When I put this post up in 2018, very few people had any idea what we had been through in that particular past year. A post like this would have been one of the many that caused people to start to casually (but often somewhat passively critically) question what was going on in my life that we were traveling like we were and that things seemed so good between us.
And I thought about how differently we celebrated Dr Marry’s birthday this morning on Daily Dose of Dr Marry & DD. This morning, I served him a tiny piece of homemade cheesecake. We talked about his 47th birthday, the day I drove him to Prairie St John’s for a 4 1/2-week stint in rehab. We used words like “drunk,” “addiction,” “treatment” and “sobriety”. And we used them openly and unashamedly.
When this memory showed up, I realized that as much as I loved celebrating Dr Marry’s 48th birthday, his first as a truly sober man, much of what we were celebrating was done in secret. We had a birthday party that night at our house, but many of those people had no idea that Dr Marry had been sober for 54 weeks by then. They had no idea he had been out of the house for 6 1/2-weeks earlier in the year. They didn’t know he had lived in a high intensity rehab program for more than a month. They never knew I was home, alone, through all of that, hardly reaching out to anyone.

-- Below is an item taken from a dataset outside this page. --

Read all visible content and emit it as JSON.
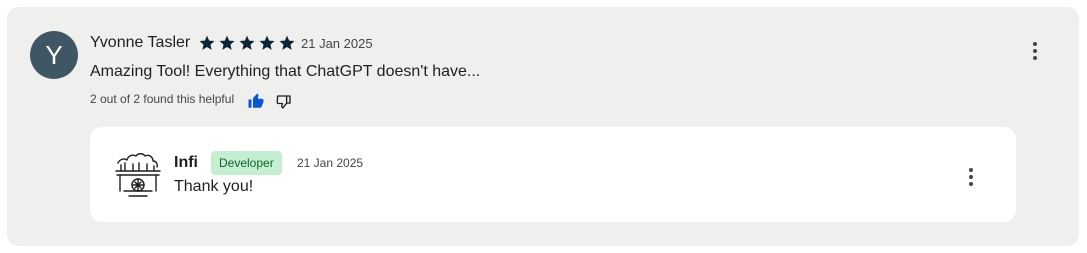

I don’t bring any of that up to make anyone feel bad; I bring it up because it’s the reality of so many people. People you know, maybe even well. People who are hiding something they assume is so terrible, so unique to them, that they couldn’t possibly breathe a word of it to anyone. Living with this horrible secret is somehow a better alternative to the judgment others will cast on them if they reveal this unbearable situation or the possibility of failing.
Let me say, again, I know that anguish. I lived with it for years. My child lived with it for years. My husband nearly died of it because we hid it. For years.

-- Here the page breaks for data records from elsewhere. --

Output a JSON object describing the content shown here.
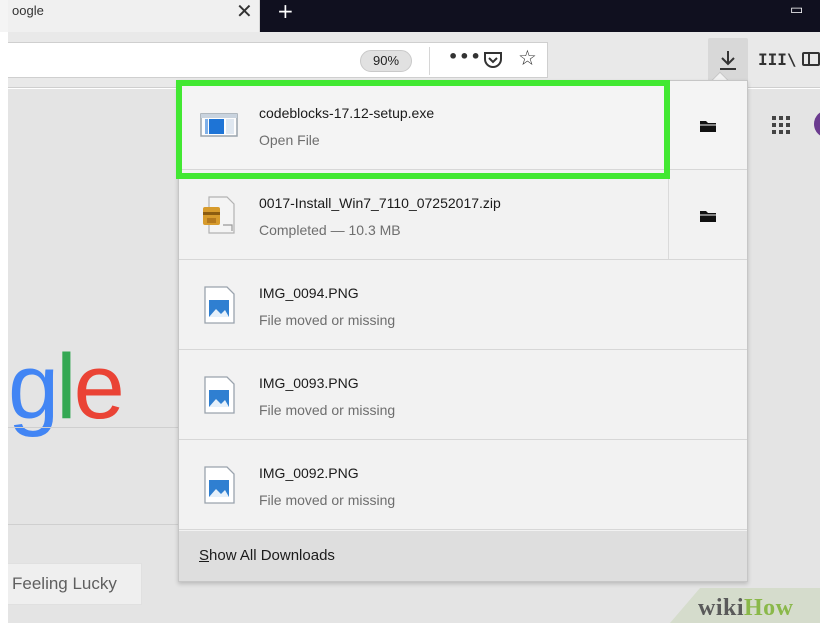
{
  "browser": {
    "tab_title": "oogle",
    "tab_close": "✕",
    "new_tab": "+",
    "zoom": "90%",
    "more_label": "•••"
  },
  "page": {
    "logo_g": "g",
    "logo_l": "l",
    "logo_e": "e",
    "lucky_button": "Feeling Lucky"
  },
  "downloads": {
    "items": [
      {
        "name": "codeblocks-17.12-setup.exe",
        "status": "Open File",
        "icon": "exe-file-icon",
        "has_folder": true
      },
      {
        "name": "0017-Install_Win7_7110_07252017.zip",
        "status": "Completed — 10.3 MB",
        "icon": "zip-archive-icon",
        "has_folder": true
      },
      {
        "name": "IMG_0094.PNG",
        "status": "File moved or missing",
        "icon": "image-file-icon",
        "has_folder": false
      },
      {
        "name": "IMG_0093.PNG",
        "status": "File moved or missing",
        "icon": "image-file-icon",
        "has_folder": false
      },
      {
        "name": "IMG_0092.PNG",
        "status": "File moved or missing",
        "icon": "image-file-icon",
        "has_folder": false
      }
    ],
    "show_all_underlined": "S",
    "show_all_rest": "how All Downloads"
  },
  "watermark": {
    "wiki": "wiki",
    "how": "How"
  },
  "colors": {
    "highlight": "#42e832",
    "google_blue": "#4285f4",
    "google_green": "#34a853",
    "google_red": "#ea4335"
  }
}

Yes, I loved celebrating Dr Marry’s 48th birthday with this joyful post and a fun party. But I love today a million times more because we no longer live in secrets. We feel no shame. We have overcome something that, incredibly, isn’t even really the tiniest bit unique.
So, today, to celebrate Dr Marry’s 51st year on this planet as well as his 4th year as a smiling, happy alcoholic enjoying sobriety, I plead with you, if you know the shame, the secrecy, the failure of addiction, let it go. Just let it go.
We’re here for you. Treatment is here for you. 12-step or other recovery programs are here for you. Friends and family are here for you. How can I tell you that with such confidence? Because everyone I expected to cast the first stone instead put them down and opened their arms to embrace us.
There is such a life of joy and abundance beyond the secrecy and shame of addiction. You simply have to take the first step out of the shadows and into the light. We did it, and I pray that you can, too.
Photo caption (L-R, top to bottom): Hawaii, June 2017. The APT art market Dec 2017. England, September 2017. A CSA party, May 2017. Hawaii, June 2017. Rapid City, SD, August 2017.